Helena Wysocka

Wzięli pożyczkę, a potem musieli uciekać ze swoich domów

Właściciel majątku kazał mi się wyprowadzić. Gdy odmówiłem, dokuczał. Dziurawił ściany, próbował wykuwać drzwi i okna, wynosił meble.  A później spłonął Fot. H. Wysocka Właściciel majątku kazał mi się wyprowadzić. Gdy odmówiłem, dokuczał. Dziurawił ściany, próbował wykuwać drzwi i okna, wynosił meble. A później spłonął dom. Uciekłem z niego tak jak stałem - opowiada Kazimierz Kazimierski.
Helena Wysocka

Skupuje długi, albo pożycza pieniądze. A później przejmuje majątki dłużników. - Uważajcie, on nie ma Boga w sercu- przestrzega Kazimierz Kazimierski z gm. Bakałarzewo.

Mężczyzna z płonącego domu wybiegł tak, jak stał. Gołe i bose pozostały też dwie inne rodziny, którym „pomógł” Jarosław M. Obie, pod osłoną nocy uciekały ze swoich domów. Jedna rodzina podjęła walkę o odzyskanie gospodarstwa. Zgłosiła sprawę suwalskiej prokuraturze, a ta sprawdza, czy nie doszło do oszustwa.

Znęcał się? Prokurator to ustala

Kazimierz Kazimierski pochodzi z Kamionki Starej (gm. Bakałarzewo). Tam się urodził i wychował. Tam też przejął po rodzicach 18-hektarowe, zadbane gospodarstwo rolne. - Jeśli tata widzi jak ono teraz wygląda, przewraca się w grobie - mówi mężczyzna.

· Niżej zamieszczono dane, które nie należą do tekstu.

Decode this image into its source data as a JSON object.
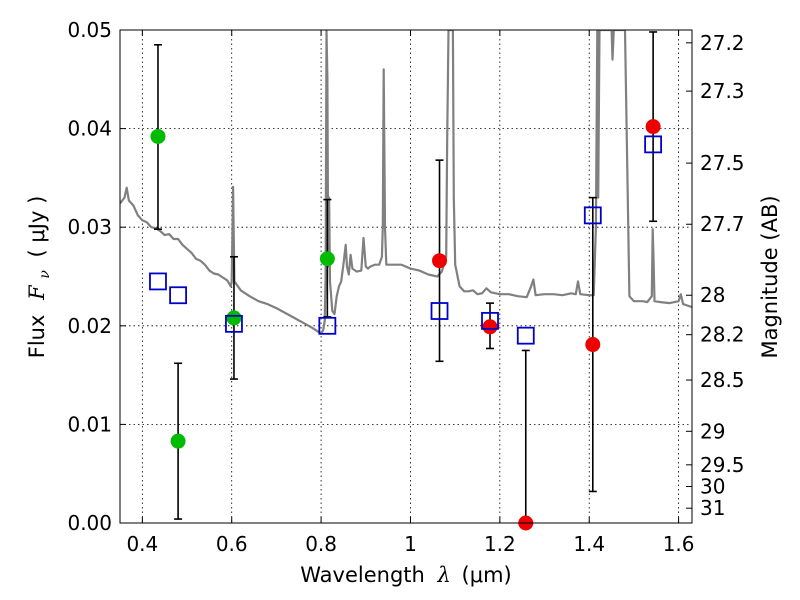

Dodaje, że nie szczędził sił, by uprawiać ziemię i hodować zwierzęta. Kilka lat temu podupadł na zdrowiu i uznał, że pora przekazać majątek synowi Mariuszowi. Co wydarzyło się cztery lata temu, trudno powiedzieć. Mariusz twierdzi, że spotkał Jarosława M. przypadkiem, w Olecku. Znali się ze szkoły, poszli na piwo.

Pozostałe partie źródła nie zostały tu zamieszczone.